Ghadi’s confident smile slipped a bit. “Oh?”
“Absolutely,” Arihnda assured him. “If you had, I could have told you that I was just as eager to take down Senator Renking as you were.”
“Really,” Ghadi said, eyeing her closely. “Your own boss?”
“The man who engineered the Imperial takeover of my family’s mining business on Lothal,” she corrected. “I just would have preferred to destroy him without messing up my own life in the process.” She stopped beside the guest chair in front of his desk. “May I?”
“By all means,” Ghadi said, waving her to the chair. His smile, she noted, was back to full confidence. “I would argue from results that the upheaval in your life was the best thing that could have happened to you. Your poise and confidence alone show you’ve come a long way.”
“And I probably would have come still further if I hadn’t had to start over at the bottom,” Arihnda said. She glanced around as she sat down, noting that Ottlis had taken up position in the center of the doorway behind her as if expecting to thwart an escape attempt. The fact that she hadn’t even tried to run seemed to have confused him. “But that’s water under the bridge,” she added, turning back to Ghadi. “So. To what do I owe the pleasure of this invitation?”
“First poise, and now directness,” Ghadi said approvingly. “Excellent. Let’s see if we can add honesty to the list. Who do you work for?”

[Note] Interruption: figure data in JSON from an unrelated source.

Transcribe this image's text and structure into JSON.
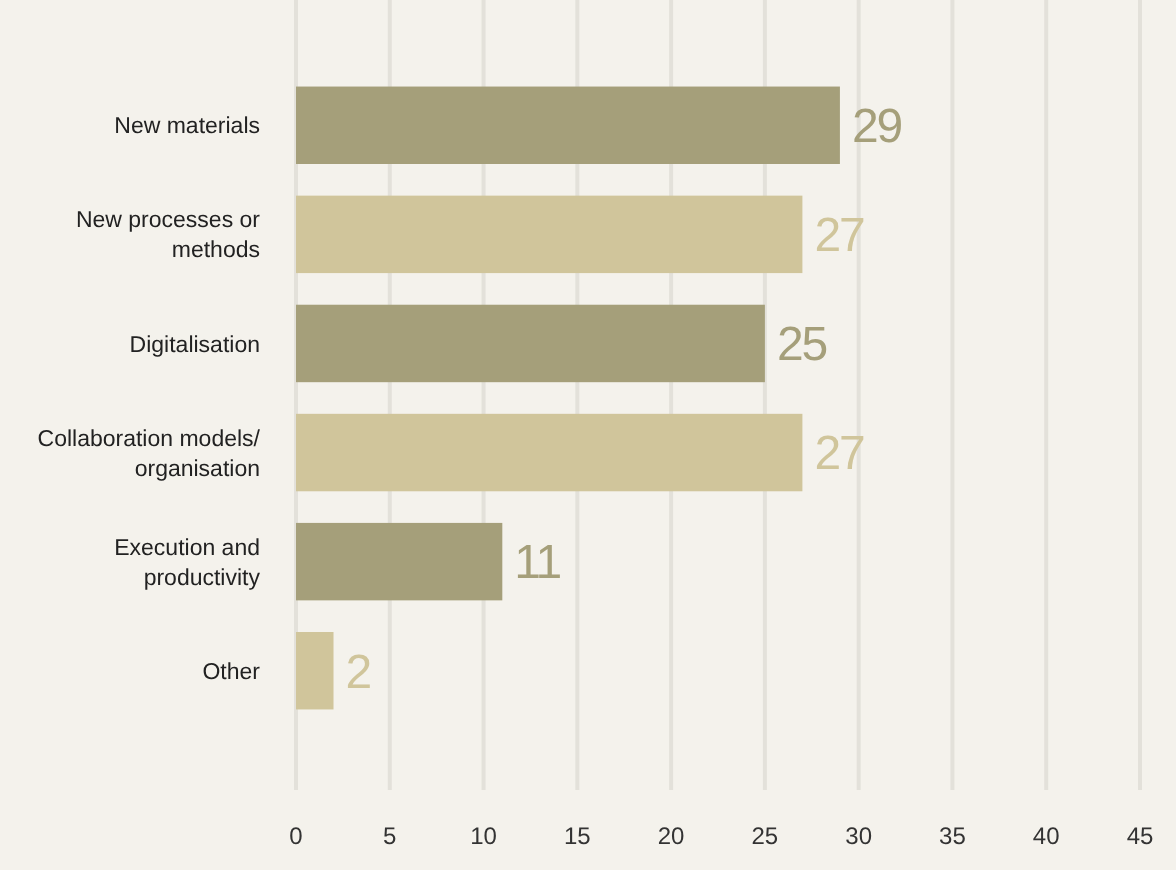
{
  "chart_data": {
    "type": "bar",
    "orientation": "horizontal",
    "categories": [
      "New materials",
      "New processes or\nmethods",
      "Digitalisation",
      "Collaboration models/\norganisation",
      "Execution and\nproductivity",
      "Other"
    ],
    "values": [
      29,
      27,
      25,
      27,
      11,
      2
    ],
    "colors": [
      "#a59f7a",
      "#d0c59b",
      "#a59f7a",
      "#d0c59b",
      "#a59f7a",
      "#d0c59b"
    ],
    "xlim": [
      0,
      45
    ],
    "xticks": [
      0,
      5,
      10,
      15,
      20,
      25,
      30,
      35,
      40,
      45
    ],
    "grid": "x",
    "data_labels": true
  }
}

“I’m sure you already know. The Higher Skies Advocacy Group.”
“Good,” Ghadi said. “Let’s continue. Who hired your advocacy group to destroy me?”
Arihnda frowned. “Excuse me?”
“No, no, the useless na?ve-child approach won’t work anymore,” Ghadi said. “Not for you.”

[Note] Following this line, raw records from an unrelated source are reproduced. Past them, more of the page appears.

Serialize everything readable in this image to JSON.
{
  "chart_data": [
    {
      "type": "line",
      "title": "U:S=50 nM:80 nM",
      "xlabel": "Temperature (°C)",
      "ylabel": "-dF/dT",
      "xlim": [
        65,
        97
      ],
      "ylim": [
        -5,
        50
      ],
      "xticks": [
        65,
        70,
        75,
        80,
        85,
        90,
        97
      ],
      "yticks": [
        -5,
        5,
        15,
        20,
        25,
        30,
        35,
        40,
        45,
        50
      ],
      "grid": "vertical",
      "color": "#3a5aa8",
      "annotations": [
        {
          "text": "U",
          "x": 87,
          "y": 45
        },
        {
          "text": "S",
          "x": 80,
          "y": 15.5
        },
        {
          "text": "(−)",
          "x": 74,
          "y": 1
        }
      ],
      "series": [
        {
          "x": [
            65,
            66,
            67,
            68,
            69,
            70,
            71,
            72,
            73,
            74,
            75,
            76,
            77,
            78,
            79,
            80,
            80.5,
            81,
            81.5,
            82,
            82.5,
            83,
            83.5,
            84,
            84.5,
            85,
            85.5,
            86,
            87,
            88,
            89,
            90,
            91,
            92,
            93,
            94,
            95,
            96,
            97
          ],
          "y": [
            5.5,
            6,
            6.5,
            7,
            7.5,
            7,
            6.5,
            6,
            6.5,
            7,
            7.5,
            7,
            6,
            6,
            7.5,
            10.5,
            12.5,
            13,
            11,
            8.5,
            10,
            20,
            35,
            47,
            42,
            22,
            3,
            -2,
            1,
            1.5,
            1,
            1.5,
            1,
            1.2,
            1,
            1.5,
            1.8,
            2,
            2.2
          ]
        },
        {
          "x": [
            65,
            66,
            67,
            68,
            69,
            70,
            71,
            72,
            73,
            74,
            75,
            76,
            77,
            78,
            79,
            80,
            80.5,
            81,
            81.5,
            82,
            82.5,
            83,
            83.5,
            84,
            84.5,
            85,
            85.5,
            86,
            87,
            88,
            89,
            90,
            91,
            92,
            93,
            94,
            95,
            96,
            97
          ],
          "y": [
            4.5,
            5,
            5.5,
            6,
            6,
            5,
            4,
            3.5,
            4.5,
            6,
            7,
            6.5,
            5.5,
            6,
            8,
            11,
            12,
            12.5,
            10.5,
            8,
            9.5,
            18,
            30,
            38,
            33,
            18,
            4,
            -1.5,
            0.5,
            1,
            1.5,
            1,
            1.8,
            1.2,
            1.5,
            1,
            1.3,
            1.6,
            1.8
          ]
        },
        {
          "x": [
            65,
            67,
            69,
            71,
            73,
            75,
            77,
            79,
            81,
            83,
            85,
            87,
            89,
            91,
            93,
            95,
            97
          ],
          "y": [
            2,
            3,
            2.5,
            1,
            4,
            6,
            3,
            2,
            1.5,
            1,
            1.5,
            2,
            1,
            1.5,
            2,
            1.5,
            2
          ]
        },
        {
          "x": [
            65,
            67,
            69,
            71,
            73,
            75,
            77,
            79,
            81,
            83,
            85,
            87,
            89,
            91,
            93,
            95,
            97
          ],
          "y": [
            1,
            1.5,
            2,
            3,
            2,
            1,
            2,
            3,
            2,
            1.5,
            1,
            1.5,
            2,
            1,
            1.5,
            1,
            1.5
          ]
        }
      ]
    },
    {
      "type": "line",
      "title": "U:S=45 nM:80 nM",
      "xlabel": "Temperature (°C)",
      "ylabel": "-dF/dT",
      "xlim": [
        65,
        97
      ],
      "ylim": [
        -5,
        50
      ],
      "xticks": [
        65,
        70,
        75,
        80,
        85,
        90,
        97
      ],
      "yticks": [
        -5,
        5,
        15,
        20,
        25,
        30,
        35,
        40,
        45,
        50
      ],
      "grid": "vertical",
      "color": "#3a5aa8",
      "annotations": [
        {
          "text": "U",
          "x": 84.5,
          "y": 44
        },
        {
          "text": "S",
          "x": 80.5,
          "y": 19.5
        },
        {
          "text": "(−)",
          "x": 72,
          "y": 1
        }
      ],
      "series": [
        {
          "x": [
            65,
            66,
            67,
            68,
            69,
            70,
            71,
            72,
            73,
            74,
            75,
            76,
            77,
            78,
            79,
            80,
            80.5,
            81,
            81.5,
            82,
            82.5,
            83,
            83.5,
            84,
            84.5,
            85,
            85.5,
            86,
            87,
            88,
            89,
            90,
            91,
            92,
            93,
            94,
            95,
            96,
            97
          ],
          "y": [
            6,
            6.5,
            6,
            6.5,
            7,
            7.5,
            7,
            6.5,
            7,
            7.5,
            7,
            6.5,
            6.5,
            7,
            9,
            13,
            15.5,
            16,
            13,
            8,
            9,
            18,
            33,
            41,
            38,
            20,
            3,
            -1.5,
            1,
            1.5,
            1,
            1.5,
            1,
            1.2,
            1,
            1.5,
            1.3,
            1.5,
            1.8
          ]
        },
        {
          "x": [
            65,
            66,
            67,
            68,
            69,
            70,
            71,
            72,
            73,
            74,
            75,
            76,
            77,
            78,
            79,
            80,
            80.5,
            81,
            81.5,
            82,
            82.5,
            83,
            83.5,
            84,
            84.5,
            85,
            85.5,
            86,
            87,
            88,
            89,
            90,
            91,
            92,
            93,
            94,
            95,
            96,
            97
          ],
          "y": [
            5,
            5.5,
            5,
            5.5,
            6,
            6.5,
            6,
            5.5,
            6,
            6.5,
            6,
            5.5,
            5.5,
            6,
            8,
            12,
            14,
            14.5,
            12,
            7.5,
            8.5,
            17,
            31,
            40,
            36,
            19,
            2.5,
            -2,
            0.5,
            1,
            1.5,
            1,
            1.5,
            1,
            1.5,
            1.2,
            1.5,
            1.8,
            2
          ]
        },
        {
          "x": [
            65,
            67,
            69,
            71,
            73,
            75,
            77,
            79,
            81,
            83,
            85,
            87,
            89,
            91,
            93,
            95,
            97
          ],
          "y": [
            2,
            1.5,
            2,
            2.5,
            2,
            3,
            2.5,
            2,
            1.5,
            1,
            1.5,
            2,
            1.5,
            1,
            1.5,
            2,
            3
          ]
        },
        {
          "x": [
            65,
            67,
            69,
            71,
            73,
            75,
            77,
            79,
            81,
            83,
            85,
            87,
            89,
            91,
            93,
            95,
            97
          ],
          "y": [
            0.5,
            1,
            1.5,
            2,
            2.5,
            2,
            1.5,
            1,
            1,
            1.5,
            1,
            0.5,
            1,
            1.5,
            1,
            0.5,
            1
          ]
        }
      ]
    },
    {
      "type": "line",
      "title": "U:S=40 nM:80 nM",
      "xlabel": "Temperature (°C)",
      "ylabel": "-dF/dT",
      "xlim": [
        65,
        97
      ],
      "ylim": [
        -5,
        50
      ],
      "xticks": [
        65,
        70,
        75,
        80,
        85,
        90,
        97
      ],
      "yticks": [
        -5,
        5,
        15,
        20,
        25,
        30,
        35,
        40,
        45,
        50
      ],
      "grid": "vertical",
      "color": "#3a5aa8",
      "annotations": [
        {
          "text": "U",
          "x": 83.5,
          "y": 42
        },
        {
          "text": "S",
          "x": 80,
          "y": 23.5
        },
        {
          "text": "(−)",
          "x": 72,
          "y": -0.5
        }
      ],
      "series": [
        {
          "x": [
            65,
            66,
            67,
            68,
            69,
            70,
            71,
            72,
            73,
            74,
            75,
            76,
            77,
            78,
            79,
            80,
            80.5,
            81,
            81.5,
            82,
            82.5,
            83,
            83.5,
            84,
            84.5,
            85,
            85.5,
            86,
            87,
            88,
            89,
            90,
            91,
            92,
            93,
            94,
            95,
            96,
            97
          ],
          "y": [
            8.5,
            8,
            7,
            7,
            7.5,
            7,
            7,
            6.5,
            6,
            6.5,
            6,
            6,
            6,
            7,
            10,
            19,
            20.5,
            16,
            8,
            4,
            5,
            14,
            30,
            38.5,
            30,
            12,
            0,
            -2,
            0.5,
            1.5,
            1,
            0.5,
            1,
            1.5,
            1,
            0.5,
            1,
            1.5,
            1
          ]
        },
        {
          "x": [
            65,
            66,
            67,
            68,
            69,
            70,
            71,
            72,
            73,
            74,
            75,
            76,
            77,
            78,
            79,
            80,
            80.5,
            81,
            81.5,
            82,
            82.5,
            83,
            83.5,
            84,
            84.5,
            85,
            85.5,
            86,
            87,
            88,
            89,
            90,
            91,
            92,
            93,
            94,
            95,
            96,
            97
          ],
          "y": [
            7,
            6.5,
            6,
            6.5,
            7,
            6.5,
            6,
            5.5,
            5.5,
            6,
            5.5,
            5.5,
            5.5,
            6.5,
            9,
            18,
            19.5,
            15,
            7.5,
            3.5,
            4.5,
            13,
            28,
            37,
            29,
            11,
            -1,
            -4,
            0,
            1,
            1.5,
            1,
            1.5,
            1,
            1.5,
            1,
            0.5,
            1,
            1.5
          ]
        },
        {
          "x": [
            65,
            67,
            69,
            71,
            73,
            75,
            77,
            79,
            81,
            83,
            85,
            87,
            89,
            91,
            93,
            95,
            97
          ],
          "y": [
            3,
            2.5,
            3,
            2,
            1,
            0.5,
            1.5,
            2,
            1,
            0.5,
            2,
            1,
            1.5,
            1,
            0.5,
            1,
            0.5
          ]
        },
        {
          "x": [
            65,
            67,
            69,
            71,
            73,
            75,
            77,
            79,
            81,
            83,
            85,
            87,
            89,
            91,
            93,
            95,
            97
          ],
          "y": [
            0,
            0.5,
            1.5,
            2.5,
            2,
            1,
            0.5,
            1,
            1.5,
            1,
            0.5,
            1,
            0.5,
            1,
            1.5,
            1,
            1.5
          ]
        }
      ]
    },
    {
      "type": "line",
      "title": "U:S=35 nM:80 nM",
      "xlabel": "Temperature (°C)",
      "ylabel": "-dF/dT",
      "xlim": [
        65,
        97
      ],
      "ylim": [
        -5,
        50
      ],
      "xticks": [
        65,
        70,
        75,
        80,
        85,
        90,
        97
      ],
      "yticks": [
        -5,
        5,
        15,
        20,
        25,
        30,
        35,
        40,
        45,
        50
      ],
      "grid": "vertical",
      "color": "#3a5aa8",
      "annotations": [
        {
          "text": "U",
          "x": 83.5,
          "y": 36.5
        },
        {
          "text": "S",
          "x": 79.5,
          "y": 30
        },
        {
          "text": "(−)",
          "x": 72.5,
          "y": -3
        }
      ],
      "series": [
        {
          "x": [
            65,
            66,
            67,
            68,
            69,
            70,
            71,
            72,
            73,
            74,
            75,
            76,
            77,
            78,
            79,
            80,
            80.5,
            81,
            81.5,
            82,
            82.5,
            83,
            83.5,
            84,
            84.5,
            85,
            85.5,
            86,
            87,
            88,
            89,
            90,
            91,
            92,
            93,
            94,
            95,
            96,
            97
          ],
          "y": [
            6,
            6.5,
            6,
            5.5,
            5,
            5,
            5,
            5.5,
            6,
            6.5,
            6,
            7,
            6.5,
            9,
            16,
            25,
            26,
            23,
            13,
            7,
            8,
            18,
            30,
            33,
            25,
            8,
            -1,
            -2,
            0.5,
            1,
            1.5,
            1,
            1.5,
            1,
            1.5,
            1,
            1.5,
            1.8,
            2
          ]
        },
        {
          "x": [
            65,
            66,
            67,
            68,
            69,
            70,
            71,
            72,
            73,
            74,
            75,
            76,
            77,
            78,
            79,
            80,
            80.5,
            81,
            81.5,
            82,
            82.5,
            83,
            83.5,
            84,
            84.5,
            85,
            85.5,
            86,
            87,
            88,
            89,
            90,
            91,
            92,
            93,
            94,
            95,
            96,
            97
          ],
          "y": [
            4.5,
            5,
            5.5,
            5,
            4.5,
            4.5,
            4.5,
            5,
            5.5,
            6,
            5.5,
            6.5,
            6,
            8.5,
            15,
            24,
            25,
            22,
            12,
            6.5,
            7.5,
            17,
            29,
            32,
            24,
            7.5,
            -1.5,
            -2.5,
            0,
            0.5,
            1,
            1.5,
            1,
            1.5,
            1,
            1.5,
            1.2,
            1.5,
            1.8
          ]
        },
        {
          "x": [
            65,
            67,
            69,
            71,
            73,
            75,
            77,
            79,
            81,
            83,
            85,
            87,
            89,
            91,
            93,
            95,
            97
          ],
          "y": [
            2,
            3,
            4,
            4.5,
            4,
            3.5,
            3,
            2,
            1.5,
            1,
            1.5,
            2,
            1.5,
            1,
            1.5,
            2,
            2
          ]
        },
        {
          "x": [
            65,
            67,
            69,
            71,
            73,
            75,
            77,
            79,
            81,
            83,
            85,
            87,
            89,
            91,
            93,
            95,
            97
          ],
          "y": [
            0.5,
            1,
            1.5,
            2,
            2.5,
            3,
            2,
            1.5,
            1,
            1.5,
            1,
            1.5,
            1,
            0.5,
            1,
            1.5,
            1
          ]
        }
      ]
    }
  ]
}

“I’m not na?ve, and I’m not a child,” Arihnda said as calmly as she could. “I’m just confused, because I have no idea what you’re talking about.”
“Really,” Ghadi growled. “You have no idea that very soon after one of your people came to talk to me some of my confidential financial information was recovered from a smuggler gang? Or that one of my mines was hit by raiders barely a week later?”

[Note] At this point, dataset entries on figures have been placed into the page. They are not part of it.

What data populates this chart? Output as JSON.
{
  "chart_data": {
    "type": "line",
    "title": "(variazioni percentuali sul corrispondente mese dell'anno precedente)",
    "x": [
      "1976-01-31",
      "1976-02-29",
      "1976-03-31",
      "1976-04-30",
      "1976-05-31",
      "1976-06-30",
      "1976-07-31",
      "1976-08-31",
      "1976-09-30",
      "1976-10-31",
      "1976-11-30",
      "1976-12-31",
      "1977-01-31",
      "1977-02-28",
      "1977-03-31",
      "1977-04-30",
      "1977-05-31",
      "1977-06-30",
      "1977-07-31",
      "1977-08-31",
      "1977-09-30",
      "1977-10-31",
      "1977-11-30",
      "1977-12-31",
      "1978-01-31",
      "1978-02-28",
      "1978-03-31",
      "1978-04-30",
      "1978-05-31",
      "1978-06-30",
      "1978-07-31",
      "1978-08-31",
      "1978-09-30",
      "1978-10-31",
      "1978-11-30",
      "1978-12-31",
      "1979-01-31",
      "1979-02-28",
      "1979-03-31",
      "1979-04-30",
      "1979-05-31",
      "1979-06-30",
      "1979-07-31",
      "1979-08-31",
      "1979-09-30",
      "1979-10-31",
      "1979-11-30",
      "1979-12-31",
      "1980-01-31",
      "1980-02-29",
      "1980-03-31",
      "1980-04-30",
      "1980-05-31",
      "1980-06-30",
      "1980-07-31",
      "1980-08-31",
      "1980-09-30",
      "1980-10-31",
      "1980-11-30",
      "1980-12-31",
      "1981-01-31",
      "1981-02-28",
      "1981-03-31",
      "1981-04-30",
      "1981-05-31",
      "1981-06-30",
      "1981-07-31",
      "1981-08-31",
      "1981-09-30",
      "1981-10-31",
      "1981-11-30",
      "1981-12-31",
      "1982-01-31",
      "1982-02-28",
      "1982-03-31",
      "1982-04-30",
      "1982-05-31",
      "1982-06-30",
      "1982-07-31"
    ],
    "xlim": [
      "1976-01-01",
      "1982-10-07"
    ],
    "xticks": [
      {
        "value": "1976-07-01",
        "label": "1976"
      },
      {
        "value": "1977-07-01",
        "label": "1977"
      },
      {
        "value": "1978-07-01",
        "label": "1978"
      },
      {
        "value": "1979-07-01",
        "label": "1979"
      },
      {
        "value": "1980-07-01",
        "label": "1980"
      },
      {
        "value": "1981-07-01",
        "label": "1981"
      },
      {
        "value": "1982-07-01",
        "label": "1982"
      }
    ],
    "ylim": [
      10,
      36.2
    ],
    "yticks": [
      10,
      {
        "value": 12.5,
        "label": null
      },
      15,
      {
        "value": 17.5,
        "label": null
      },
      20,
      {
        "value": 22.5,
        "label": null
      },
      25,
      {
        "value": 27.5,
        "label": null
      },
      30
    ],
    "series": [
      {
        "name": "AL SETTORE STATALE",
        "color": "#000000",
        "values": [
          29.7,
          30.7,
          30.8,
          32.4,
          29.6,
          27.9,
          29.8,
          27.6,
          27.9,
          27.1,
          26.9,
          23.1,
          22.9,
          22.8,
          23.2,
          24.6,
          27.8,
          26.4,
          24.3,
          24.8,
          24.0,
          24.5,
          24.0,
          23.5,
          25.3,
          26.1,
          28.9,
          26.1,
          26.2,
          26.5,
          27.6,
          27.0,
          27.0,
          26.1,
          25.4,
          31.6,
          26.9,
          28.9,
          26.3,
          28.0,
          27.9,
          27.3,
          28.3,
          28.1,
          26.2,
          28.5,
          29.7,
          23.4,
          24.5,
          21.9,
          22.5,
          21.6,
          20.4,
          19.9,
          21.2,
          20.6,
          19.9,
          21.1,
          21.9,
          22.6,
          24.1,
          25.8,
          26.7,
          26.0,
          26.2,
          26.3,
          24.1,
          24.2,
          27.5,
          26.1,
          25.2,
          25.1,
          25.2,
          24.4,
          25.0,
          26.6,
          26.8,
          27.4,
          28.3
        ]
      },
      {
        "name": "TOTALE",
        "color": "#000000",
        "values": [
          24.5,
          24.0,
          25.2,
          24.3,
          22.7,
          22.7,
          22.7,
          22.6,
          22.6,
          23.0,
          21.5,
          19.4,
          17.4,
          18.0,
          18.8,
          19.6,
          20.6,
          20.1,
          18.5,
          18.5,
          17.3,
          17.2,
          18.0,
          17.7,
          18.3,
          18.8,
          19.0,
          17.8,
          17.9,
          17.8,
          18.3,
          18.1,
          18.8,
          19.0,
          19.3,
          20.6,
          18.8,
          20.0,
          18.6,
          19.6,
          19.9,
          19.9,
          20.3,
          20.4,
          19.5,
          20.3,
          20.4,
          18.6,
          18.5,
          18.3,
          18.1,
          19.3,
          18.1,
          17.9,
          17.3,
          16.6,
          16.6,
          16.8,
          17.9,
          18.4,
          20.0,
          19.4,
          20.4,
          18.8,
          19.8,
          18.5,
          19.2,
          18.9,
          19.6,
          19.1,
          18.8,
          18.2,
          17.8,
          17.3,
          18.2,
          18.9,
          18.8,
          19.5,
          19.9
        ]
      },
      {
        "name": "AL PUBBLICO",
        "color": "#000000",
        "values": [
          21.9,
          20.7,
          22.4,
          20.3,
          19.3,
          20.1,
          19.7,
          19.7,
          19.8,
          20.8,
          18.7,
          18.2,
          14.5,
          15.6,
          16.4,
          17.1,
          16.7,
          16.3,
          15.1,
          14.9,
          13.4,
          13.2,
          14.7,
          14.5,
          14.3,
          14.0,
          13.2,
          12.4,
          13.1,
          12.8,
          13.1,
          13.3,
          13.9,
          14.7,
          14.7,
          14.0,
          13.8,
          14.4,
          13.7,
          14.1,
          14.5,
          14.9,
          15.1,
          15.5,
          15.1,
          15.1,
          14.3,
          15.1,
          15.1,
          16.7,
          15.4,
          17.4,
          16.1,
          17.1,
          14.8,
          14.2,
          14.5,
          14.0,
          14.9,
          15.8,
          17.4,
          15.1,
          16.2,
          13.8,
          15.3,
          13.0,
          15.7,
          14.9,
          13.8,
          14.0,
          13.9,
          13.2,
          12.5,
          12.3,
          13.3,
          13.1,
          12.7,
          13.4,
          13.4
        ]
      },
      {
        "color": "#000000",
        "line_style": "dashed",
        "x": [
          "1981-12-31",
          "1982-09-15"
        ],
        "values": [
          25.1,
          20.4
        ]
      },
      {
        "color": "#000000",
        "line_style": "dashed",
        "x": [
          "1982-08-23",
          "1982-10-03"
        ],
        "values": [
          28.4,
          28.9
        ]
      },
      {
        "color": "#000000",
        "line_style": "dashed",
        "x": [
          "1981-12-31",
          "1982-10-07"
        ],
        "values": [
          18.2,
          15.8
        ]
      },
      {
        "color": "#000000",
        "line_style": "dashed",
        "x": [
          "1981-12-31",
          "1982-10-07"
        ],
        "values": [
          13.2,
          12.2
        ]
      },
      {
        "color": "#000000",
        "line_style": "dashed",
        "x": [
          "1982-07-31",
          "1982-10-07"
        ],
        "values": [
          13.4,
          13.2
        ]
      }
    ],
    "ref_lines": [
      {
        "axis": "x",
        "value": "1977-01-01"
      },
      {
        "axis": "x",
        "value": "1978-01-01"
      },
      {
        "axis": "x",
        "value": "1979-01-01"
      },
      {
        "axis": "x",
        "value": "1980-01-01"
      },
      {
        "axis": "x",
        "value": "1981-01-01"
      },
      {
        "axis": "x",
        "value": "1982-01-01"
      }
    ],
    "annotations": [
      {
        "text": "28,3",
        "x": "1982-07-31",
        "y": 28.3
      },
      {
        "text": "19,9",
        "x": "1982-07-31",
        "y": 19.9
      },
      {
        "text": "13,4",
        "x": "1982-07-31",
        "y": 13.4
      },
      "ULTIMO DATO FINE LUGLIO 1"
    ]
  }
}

“What was stolen?” Arihnda asked.
Ghadi frowned. “What?”
“I asked what was stolen,” Arihnda repeated. “Maybe whoever took your data is only interested in your mines or other resources.”
Ghadi gave a snort. “Don’t insult my intelligence,” he bit out. “No one robs a moff. Not if they want to continue breathing. These are either the preliminary pinpricks leading to an attack, or else a diversion. Either way I want to know who’s behind it.” His eyes narrowed. “Is it Renking?”
“Your Excellency—”
“He’s the obvious one,” Ghadi went on. “But subtlety has never been his strong point. A different senator? They’re forever jockeying for position and advantage. Or maybe a moff?” He barked a cynical laugh. “Of course. It’s Tarkin, isn’t it? Grand Moff Tarkin, for whom nothing is ever quite enough. He’s wanted me gone for years. Tell me it’s him.”
Arihnda shook her head. “I’m sorry, Your Excellency, but I can’t help you.”
Ghadi leaned back in his chair, his gaze steady on her face. “Fine. You don’t know. Maybe your boss does. Let’s call and tell him you’ve been invited to my office, just as Ottlis set it up. Let’s see if he makes any interesting suggestions as to what you should do once you’re here.”
Arihnda thought about it. Driller seemed way too cheerful and open to be a spy.
But there was the sketchiness about who else was working for him and what they were doing. There was his seemingly never-ending stack of credits.
And maybe the best spies were the ones who didn’t look the part.
“All right,” she said, pulling out her comm. “I presume you want to listen in?”
“Of course.” Ghadi beckoned Ottlis over from the door. “Just in case you’re planning to try something,” he added.
“All I’m planning is a conversation,” Arihnda said. Turning the comm’s speaker volume all the way up, she keyed Driller’s number.